The unsuspected origin of gold's nobleness

Understanding the ``inertness'' of Au toward oxidizing agents - appreciated since long before the beginning of recorded history -- has remained a challenge. Its nobleness has long been attached to its weak interaction with adsorbates, which contrasts with the fact that Au forms stable alloys and can be made reactive. Density-functional-theory (DFT) calculations of the binding energy (BE) of O on (111) surfaces, in fact, have shown that Au stands out for rendering the weakest BE. Here, we reveal the origin of gold's unique inertness by revising the adsorption of this prototype oxidizing agent on several (111) metal surfaces.
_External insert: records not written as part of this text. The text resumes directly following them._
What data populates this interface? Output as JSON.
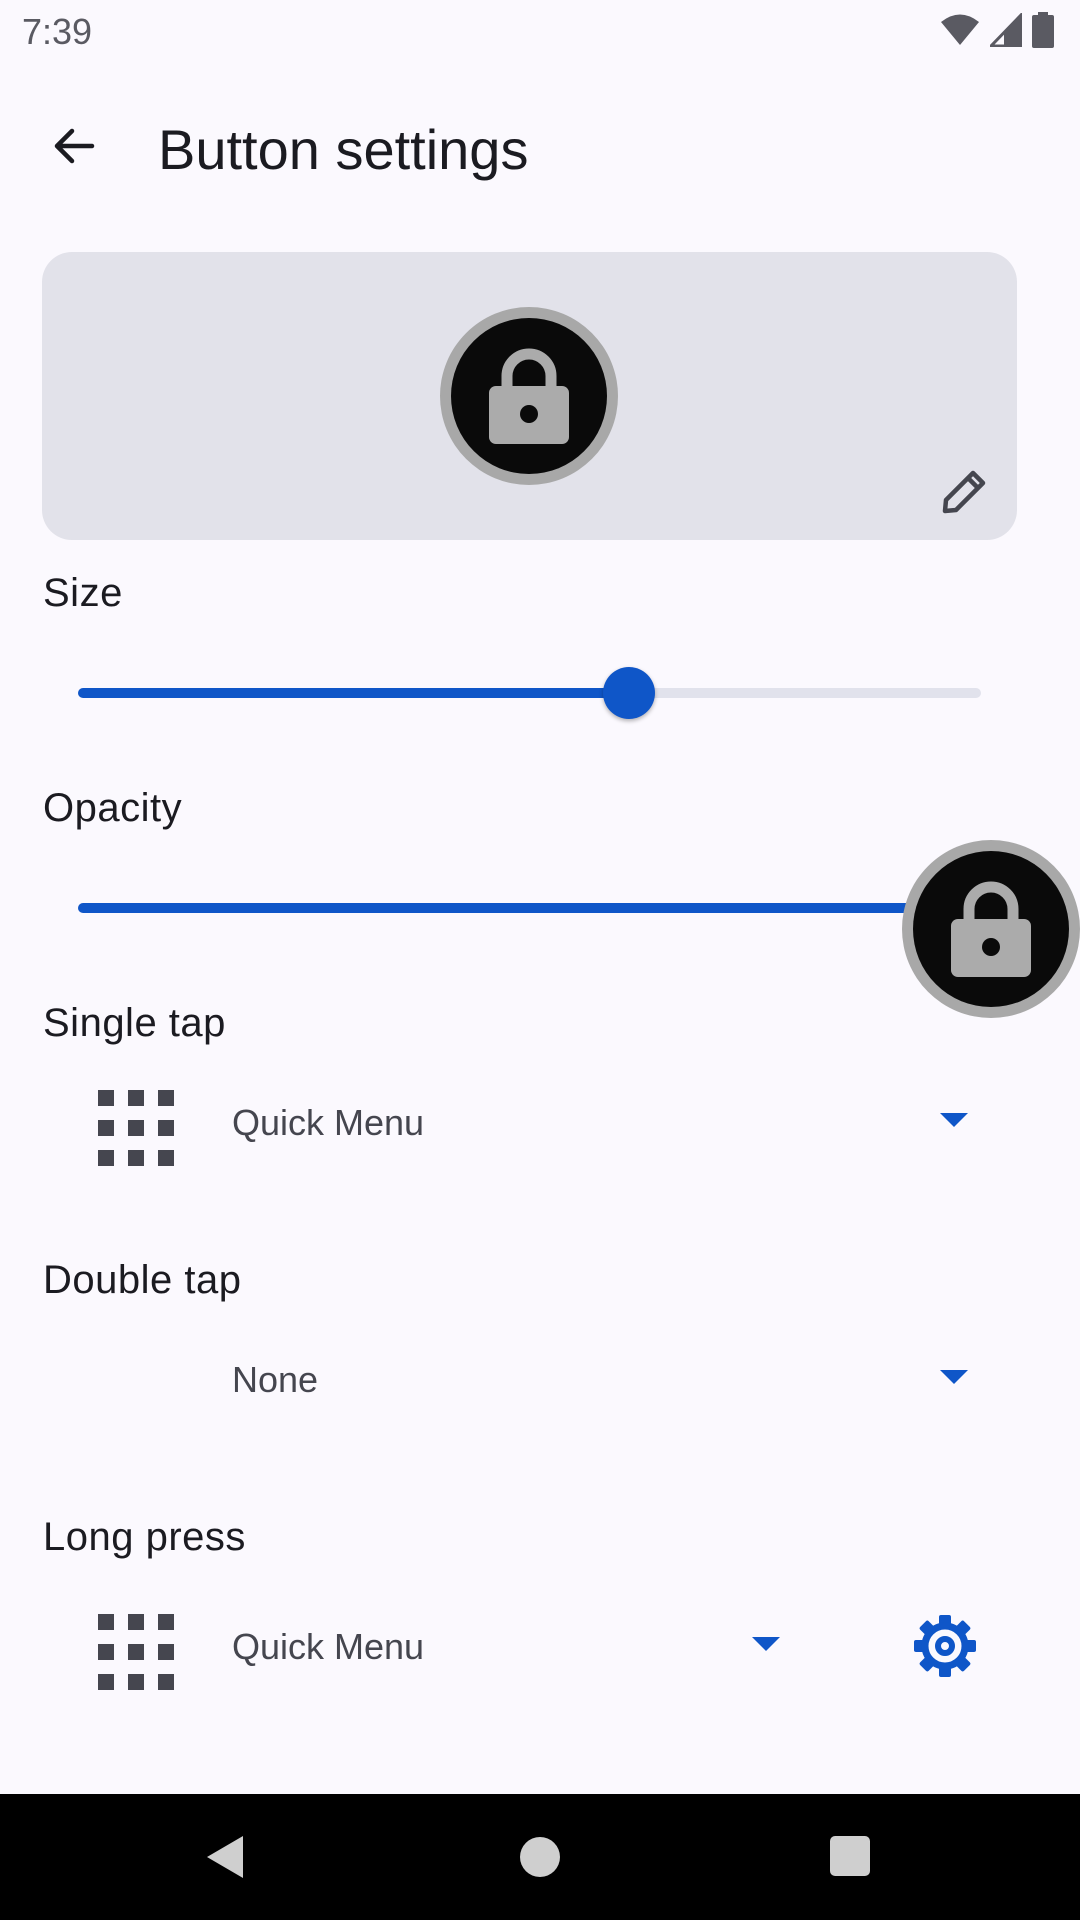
{
  "status_bar": {
    "time": "7:39",
    "icons": [
      "wifi-icon",
      "signal-icon",
      "battery-icon"
    ]
  },
  "app_bar": {
    "title": "Button settings",
    "back_icon": "arrow-back-icon"
  },
  "preview": {
    "button_icon": "lock-icon",
    "edit_icon": "pencil-icon"
  },
  "size": {
    "label": "Size",
    "value_fraction": 0.61
  },
  "opacity": {
    "label": "Opacity",
    "value_fraction": 1.0
  },
  "single_tap": {
    "label": "Single tap",
    "value": "Quick Menu",
    "icon": "grid-icon"
  },
  "double_tap": {
    "label": "Double tap",
    "value": "None"
  },
  "long_press": {
    "label": "Long press",
    "value": "Quick Menu",
    "icon": "grid-icon",
    "settings_icon": "gear-icon"
  },
  "colors": {
    "accent": "#0f56c8",
    "background": "#fbf9fe",
    "card": "#e2e2ea",
    "icon_dark": "#45464f"
  }
}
We show via DFT that, judging by BE of O on Au(111) and Ag(111), e.g., \textit{both} the d-band-center argument \textit{and} analysis of the electronic density of states fail to describe the relatively low reactivity of Au. Nevertheless, we establish that, rather than failure of the above paradigms, a key element to understand BE of adsorbates has been left behind so far. Namely, we demonstrate that, although BE of O is higher on Ag(111) than on Au(111), (1) The local Au-O bonds are \textit{indeed stronger} than the Ag-O ones; (2) the low BE of O on Au is, paradoxically, caused by an unusually large perturbation on Au-Au bonds upon O adsorption.